Harga Kopi di Jawa Barat Anjlok

Penjualan kopi pada jenis biji hijau atau green beans pun mengalami penurunan.

Rep: ayobandung.com Red: ayobandung.com

BANDUNG WETAN, AYOBANDUNG.COM -- Kepala Dinas Perkebunan Jawa Barat Hendy Jatnika mengatakan, harga jual komoditas kopi di daerah Jawa Barat mengalami penurunan pada panen 2020.

Hal itu, kata dia, disebabkan lantaran efek pandemI Covid-19 yang membuat lesu harga jual komoditas kopi.

Sebagai contoh, ucap dia, biasanya tiap cherry kopi dibandrol dengan harga Rp10.000 per kilogram, kini justru turun menjadi di kisaran Rp5.000 per kilogram.

"Jadi komoditas kopi harga agak turun ya, kalau dari cherry harga misalnya Rp8.000 sampai dengan Rp10.000, tapi kemarin 2020 saat pandemi harga turun di kisaran Rp5.000 per kg," ucap Hendy belum lama ini.

Selain itu, kata dia, penjualan di biji kopi hijau atau green coffee beans pun mengalami penurunan.
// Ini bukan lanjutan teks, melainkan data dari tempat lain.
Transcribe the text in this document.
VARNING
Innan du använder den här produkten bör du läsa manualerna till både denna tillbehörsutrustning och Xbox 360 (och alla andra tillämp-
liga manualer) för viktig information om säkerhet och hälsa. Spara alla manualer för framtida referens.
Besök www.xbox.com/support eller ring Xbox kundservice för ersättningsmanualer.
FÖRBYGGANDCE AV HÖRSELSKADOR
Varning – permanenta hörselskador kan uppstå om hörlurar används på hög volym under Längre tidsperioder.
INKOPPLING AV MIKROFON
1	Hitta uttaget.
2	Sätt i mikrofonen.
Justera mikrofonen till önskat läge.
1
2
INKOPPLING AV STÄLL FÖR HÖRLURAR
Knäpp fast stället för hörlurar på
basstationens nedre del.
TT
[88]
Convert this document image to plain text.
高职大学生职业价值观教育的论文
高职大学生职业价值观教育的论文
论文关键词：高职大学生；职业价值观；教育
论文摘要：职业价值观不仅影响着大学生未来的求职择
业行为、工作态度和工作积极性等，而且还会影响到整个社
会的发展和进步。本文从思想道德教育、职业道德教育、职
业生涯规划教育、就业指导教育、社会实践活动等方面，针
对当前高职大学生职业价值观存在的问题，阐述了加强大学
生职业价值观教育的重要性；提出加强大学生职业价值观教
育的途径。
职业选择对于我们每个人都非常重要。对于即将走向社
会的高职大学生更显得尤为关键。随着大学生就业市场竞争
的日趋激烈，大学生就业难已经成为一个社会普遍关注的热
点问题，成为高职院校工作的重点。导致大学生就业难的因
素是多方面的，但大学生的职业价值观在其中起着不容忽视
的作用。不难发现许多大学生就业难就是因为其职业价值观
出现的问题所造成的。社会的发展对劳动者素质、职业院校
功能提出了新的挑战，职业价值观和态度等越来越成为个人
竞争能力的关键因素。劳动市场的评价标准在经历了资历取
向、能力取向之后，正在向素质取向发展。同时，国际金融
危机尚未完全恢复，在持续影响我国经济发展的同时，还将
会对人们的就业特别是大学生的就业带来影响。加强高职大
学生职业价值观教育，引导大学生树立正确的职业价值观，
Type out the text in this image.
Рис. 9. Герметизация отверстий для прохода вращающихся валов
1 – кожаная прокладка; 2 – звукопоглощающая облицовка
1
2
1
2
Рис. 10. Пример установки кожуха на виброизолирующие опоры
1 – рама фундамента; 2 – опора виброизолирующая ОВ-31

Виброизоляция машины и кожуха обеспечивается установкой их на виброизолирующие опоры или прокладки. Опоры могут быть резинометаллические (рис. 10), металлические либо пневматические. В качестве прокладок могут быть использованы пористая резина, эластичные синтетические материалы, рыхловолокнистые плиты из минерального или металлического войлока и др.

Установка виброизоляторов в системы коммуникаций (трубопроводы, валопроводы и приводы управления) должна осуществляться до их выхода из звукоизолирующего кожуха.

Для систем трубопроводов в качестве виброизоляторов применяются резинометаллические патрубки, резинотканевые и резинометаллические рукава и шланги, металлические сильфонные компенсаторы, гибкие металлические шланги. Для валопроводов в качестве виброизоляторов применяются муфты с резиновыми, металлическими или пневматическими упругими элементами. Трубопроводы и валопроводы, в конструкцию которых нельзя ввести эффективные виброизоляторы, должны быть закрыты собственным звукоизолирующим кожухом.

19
Misalnya, biji kopi hijau yang siap disangrai dengan proses pascapanen natural biasanya dibandrol dengan harga Rp120.000 per kilogram kini turun di harga Rp80.000 saja.

"Penjualannya kalau dulu mudah, sekali panen dijemur petani langsung habis dijual, kalau sekarang petani itu penjualannya agak lama tersendat," ucapnya.

Sektor hilir pelaku usaha di bidang kopi memang lesu. Sebut saja kedai kopi ataupun kafe-kafe banyak yang tutup sementara atau malah gulung tikar lantaran terkena efek pandemi.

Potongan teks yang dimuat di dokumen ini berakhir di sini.